Сержант Виллис Тристано схватил сержанта Эксли за руки, а сержант Уолтер Крамли снял у него с пояса запасные ключи.
Ни с помощью уговоров, ни с помощью силы сержант Эксли вернуть ключи не смог.
Добавим деталей.
Полицейские избивали беззащитных задержанных. Особенно зверствовал Стенсленд. Бад Уайт схватил одного из арестованных за шею и поднял, ударив головой о потолок. Сержант Эксли приказал офицеру Уайту прекратить: офицер Уайт приказу не подчинился. Сержант Эксли не стал повторять приказ, поскольку арестованный освободился, и необходимость в дальнейшей конфронтации отпала.
Эд поморщился и продолжал писать. Поставил дату – 25 декабря 1951 года. Заголовок: избиение заключенных в тюрьме Центрального участка. Большое жюри выносит обвинительный акт, в департаменте начинаются разборки в департаменте, репутация шефа Паркера летит к чертям… Эд взял чистый лист. Начнут опрашивать свидетелей – и тут выяснится, что все офицеры в участке были, что называется, в стельку. Пьяный свидетель – не свидетель. А вот сержант Эксли не пил, к тому же пытался навести порядок – свидетель из него идеальный. Ему нужно сложить с себя ответственность, начальству – сохранить лицо. В департаменте будут благодарны человеку, который поможет им выйти сухими из воды и отвязаться от газетчиков. Но для этого нужен план.
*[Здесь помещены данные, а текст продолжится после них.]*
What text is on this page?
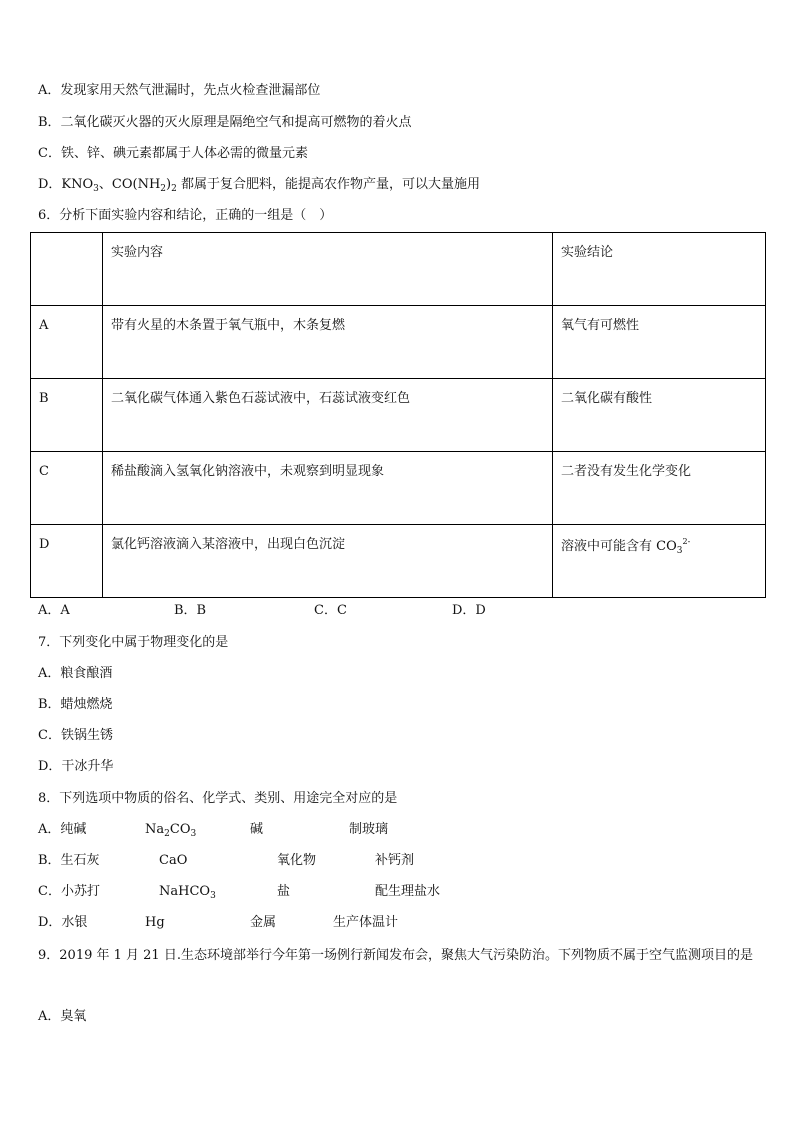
A．发现家用天然气泄漏时，先点火检查泄漏部位
B．二氧化碳灭火器的灭火原理是隔绝空气和提高可燃物的着火点
C．铁、锌、碘元素都属于人体必需的微量元素
D．$KNO_3$、$CO(NH_2)_2$ 都属于复合肥料，能提高农作物产量，可以大量施用
6．分析下面实验内容和结论，正确的一组是（　）
	实验内容	实验结论
A	带有火星的木条置于氧气瓶中，木条复燃	氧气有可燃性
B	二氧化碳气体通入紫色石蕊试液中，石蕊试液变红色	二氧化碳有酸性
C	稀盐酸滴入氢氧化钠溶液中，未观察到明显现象	二者没有发生化学变化
D	氯化钙溶液滴入某溶液中，出现白色沉淀	溶液中可能含有 $CO_3^{2-}$
A．A	B．B	C．C	D．D
7．下列变化中属于物理变化的是
A．粮食酿酒
B．蜡烛燃烧
C．铁锅生锈
D．干冰升华
8．下列选项中物质的俗名、化学式、类别、用途完全对应的是
A．纯碱	$Na_2CO_3$	碱	制玻璃
B．生石灰	CaO	氧化物	补钙剂
C．小苏打	NaHCO$_3$	盐	配生理盐水
D．水银	Hg	金属	生产体温计
9．2019 年 1 月 21 日.生态环境部举行今年第一场例行新闻发布会，聚焦大气污染防治。下列物质不属于空气监测项目的是
A．臭氧
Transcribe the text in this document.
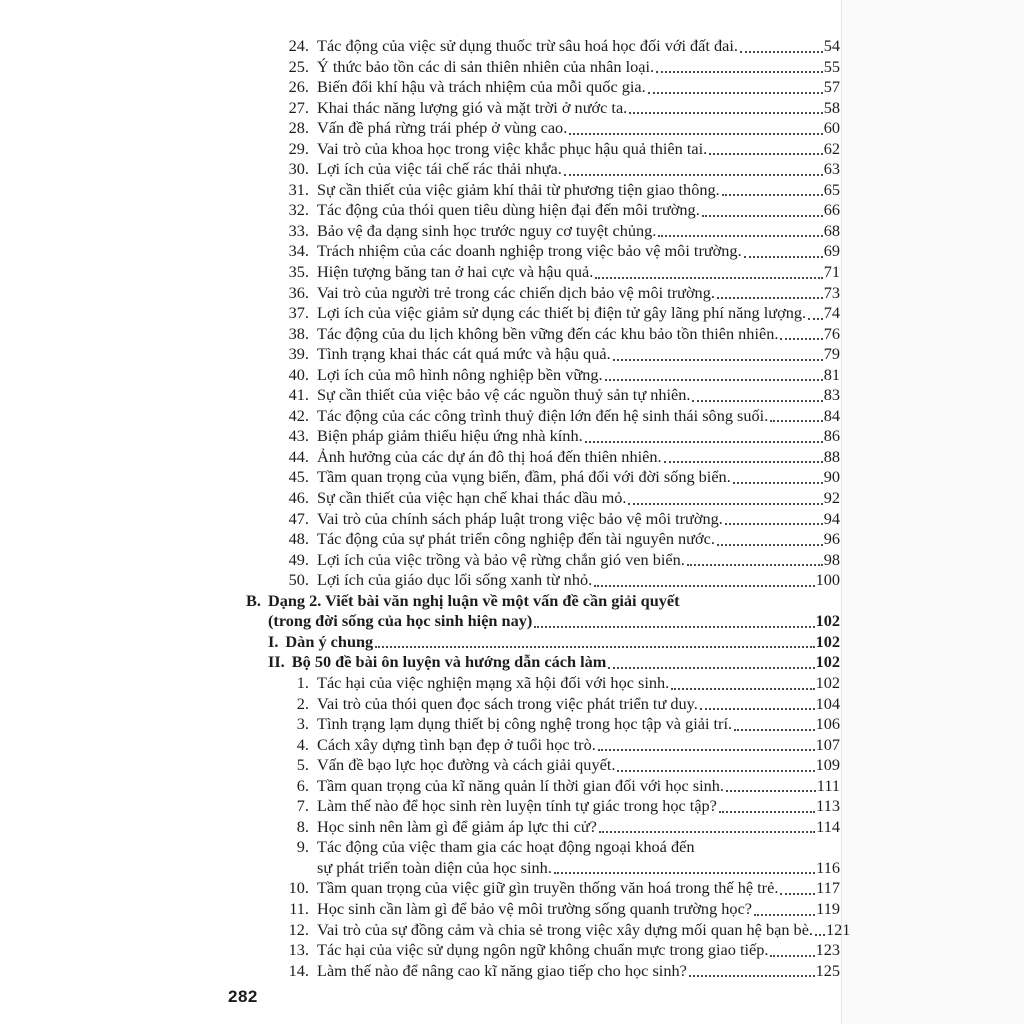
24. Tác động của việc sử dụng thuốc trừ sâu hoá học đối với đất đai.	54
25. Ý thức bảo tồn các di sản thiên nhiên của nhân loại.	55
26. Biến đổi khí hậu và trách nhiệm của mỗi quốc gia.	57
27. Khai thác năng lượng gió và mặt trời ở nước ta.	58
28. Vấn đề phá rừng trái phép ở vùng cao.	60
29. Vai trò của khoa học trong việc khắc phục hậu quả thiên tai.	62
30. Lợi ích của việc tái chế rác thải nhựa.	63
31. Sự cần thiết của việc giảm khí thải từ phương tiện giao thông.	65
32. Tác động của thói quen tiêu dùng hiện đại đến môi trường.	66
33. Bảo vệ đa dạng sinh học trước nguy cơ tuyệt chủng.	68
34. Trách nhiệm của các doanh nghiệp trong việc bảo vệ môi trường.	69
35. Hiện tượng băng tan ở hai cực và hậu quả.	71
36. Vai trò của người trẻ trong các chiến dịch bảo vệ môi trường.	73
37. Lợi ích của việc giảm sử dụng các thiết bị điện tử gây lãng phí năng lượng. 74
38. Tác động của du lịch không bền vững đến các khu bảo tồn thiên nhiên.	76
39. Tình trạng khai thác cát quá mức và hậu quả.	79
40. Lợi ích của mô hình nông nghiệp bền vững.	81
41. Sự cần thiết của việc bảo vệ các nguồn thuỷ sản tự nhiên.	83
42. Tác động của các công trình thuỷ điện lớn đến hệ sinh thái sông suối.	84
43. Biện pháp giảm thiểu hiệu ứng nhà kính.	86
44. Ảnh hưởng của các dự án đô thị hoá đến thiên nhiên.	88
45. Tầm quan trọng của vụng biển, đầm, phá đối với đời sống biển.	90
46. Sự cần thiết của việc hạn chế khai thác dầu mỏ.	92
47. Vai trò của chính sách pháp luật trong việc bảo vệ môi trường.	94
48. Tác động của sự phát triển công nghiệp đến tài nguyên nước.	96
49. Lợi ích của việc trồng và bảo vệ rừng chắn gió ven biển.	98
50. Lợi ích của giáo dục lối sống xanh từ nhỏ.	100
B. Dạng 2. Viết bài văn nghị luận về một vấn đề cần giải quyết
(trong đời sống của học sinh hiện nay)	102
I. Dàn ý chung	102
II. Bộ 50 đề bài ôn luyện và hướng dẫn cách làm	102
1. Tác hại của việc nghiện mạng xã hội đối với học sinh.	102
2. Vai trò của thói quen đọc sách trong việc phát triển tư duy.	104
3. Tình trạng lạm dụng thiết bị công nghệ trong học tập và giải trí.	106
4. Cách xây dựng tình bạn đẹp ở tuổi học trò.	107
5. Vấn đề bạo lực học đường và cách giải quyết.	109
6. Tầm quan trọng của kĩ năng quản lí thời gian đối với học sinh.	111
7. Làm thế nào để học sinh rèn luyện tính tự giác trong học tập?	113
8. Học sinh nên làm gì để giảm áp lực thi cử?	114
9. Tác động của việc tham gia các hoạt động ngoại khoá đến
sự phát triển toàn diện của học sinh.	116
10. Tầm quan trọng của việc giữ gìn truyền thống văn hoá trong thế hệ trẻ. 117
11. Học sinh cần làm gì để bảo vệ môi trường sống quanh trường học?	119
12. Vai trò của sự đồng cảm và chia sẻ trong việc xây dựng mối quan hệ bạn bè. 121
13. Tác hại của việc sử dụng ngôn ngữ không chuẩn mực trong giao tiếp.	123
14. Làm thế nào để nâng cao kĩ năng giao tiếp cho học sinh?	125
282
А план надо составить заранее.
И Эд начал вторую версию.
Для начала возложим вину на конкретных людей. Стенсленд, Джонни Браунелл – брат раненого патрульного, Бад Уайт и еще несколько работяг, уже дослужившихся или почти дослужившихся до пенсии: Крагман, Такер, Хайнеке, Хафф, Дисброу, Доуэрти. Если прокуратура серьезно возжаждет крови – бросить им стариков. Далее: почему бы не предположить, что подозреваемые в нападении пытались бежать и освободить остальных заключенных? Алконавты из «аквариума» подтвердят. Еще несколько поворотов, и правда превращается в искусную ложь, которую ни один свидетель не сумеет опровергнуть. Эд подписал вторую версию и приложил ухо к вентиляционной трубе – узнать, не родилась ли третья.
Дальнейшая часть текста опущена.